Com uma grande escravatura sob suas ordens, o Sargento-Mór não se limitava apenas à mineração; ele também se dedicava à agricultura e à criação. Com dinheiro abundante, surgiu-lhe a ideia de contratar em Lisboa um mestre de música de sopro para ensinar alguns escravos negros e organizar uma banda musical, a primeira que Paranaguá conhecia naquela remota época. A população parnanguara, ciente do dia e da hora da chegada do Sargento-Mór, acudia às margens do Campo Grande, ao longo do caminho vindo de Morretes, a atual estrada do Matadouro, para assistir ao curioso espetáculo.

À frente, a banda de música composta por negros tocava modinhas da época. Os músicos, bizarramente uniformizados de ceroulas e camisas de algodão, descalços e com chapéus de palha, faziam a vanguarda do cortejo. Um dos filhos adultos do Sargento-Mór, montando árdego corcel, desempenhava o papel de batedor, passando em revista o desfile, desde a banda de música até os carregadores que fechavam o cortejo, garantindo que todos seguissem em ordem. Não hesitava em usar o rebenque para disciplinar escravos, homens ou mulheres, que por cansaço atrasassem a marcha.
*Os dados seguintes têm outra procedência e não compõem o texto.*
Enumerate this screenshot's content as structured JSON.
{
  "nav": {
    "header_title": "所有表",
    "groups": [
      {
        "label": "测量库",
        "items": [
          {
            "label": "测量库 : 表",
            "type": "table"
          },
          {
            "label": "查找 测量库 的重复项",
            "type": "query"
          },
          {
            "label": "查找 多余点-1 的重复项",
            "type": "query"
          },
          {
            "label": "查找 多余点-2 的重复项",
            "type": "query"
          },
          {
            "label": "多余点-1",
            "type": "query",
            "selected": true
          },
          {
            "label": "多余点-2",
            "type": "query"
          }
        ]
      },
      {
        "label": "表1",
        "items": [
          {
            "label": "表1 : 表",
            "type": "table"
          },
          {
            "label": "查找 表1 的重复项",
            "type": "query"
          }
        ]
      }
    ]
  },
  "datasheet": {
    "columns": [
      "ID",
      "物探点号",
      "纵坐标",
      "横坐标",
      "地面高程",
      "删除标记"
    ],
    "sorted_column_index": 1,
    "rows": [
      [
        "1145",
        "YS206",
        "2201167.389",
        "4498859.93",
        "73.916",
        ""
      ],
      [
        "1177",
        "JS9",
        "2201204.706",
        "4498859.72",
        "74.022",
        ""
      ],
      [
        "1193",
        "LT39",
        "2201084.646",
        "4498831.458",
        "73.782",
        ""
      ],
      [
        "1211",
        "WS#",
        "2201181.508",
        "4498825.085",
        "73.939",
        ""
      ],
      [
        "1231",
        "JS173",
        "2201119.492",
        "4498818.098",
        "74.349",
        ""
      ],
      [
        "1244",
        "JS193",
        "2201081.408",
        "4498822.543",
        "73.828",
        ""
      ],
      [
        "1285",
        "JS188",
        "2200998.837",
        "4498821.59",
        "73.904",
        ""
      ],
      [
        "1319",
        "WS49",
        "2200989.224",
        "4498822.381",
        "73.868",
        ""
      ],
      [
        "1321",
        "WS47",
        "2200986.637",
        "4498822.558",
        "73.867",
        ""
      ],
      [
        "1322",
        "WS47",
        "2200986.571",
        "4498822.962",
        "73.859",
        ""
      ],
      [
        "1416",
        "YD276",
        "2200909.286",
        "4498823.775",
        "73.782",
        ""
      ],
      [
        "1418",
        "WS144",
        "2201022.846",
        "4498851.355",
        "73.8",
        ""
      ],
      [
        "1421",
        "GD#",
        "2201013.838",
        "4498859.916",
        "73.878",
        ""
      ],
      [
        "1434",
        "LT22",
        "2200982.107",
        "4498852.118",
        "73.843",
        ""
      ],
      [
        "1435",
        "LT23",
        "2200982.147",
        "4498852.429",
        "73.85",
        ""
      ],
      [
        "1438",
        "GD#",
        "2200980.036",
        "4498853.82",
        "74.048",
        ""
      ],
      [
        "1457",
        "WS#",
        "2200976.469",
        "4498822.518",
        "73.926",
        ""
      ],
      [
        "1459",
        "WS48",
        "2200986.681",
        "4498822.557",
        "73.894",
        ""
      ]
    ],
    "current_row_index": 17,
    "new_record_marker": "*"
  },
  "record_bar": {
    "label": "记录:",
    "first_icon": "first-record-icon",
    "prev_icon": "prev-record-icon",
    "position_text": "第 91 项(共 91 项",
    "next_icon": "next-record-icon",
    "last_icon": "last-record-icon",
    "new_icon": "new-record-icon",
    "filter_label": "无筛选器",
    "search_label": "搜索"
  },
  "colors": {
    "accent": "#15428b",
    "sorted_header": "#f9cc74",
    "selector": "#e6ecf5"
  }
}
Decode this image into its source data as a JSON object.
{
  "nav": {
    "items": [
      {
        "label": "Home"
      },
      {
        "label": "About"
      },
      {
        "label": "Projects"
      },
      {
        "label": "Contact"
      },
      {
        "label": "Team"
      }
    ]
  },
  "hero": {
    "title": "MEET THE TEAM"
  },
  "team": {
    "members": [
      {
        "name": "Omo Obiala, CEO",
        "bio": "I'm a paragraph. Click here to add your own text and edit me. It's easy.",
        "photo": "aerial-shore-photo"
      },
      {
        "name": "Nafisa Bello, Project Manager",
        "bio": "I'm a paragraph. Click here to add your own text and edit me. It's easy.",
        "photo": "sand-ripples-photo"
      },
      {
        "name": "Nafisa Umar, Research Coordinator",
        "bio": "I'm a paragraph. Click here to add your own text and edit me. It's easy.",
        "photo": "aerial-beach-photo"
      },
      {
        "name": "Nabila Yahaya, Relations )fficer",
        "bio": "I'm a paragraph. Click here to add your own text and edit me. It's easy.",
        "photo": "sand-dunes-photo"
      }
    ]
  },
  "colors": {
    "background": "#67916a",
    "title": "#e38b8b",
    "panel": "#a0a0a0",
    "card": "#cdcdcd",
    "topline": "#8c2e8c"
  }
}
Após a banda, surgia a rede do nababo, com este estirado confortavelmente e carregado nos ombros de dois robustos africanos. Em seguida, mantendo uma certa e respeitosa distância, vinha a rede da esposa, a senhora dona, acompanhada por uma mucama a pé, pronta para atender às suas ordens. Atrás delas, sempre em fila indiana, vinham as redes das “sinhás”, filhas do potentado, cada uma com sua respectiva mucama ao lado.

Concluindo a série de redes, vinha uma mula ruana montada pela ama de leite, geralmente preta, encarregada de vigiar os “banguês” cestos suspensos um em cada flanco do animal , trazendo as crianças.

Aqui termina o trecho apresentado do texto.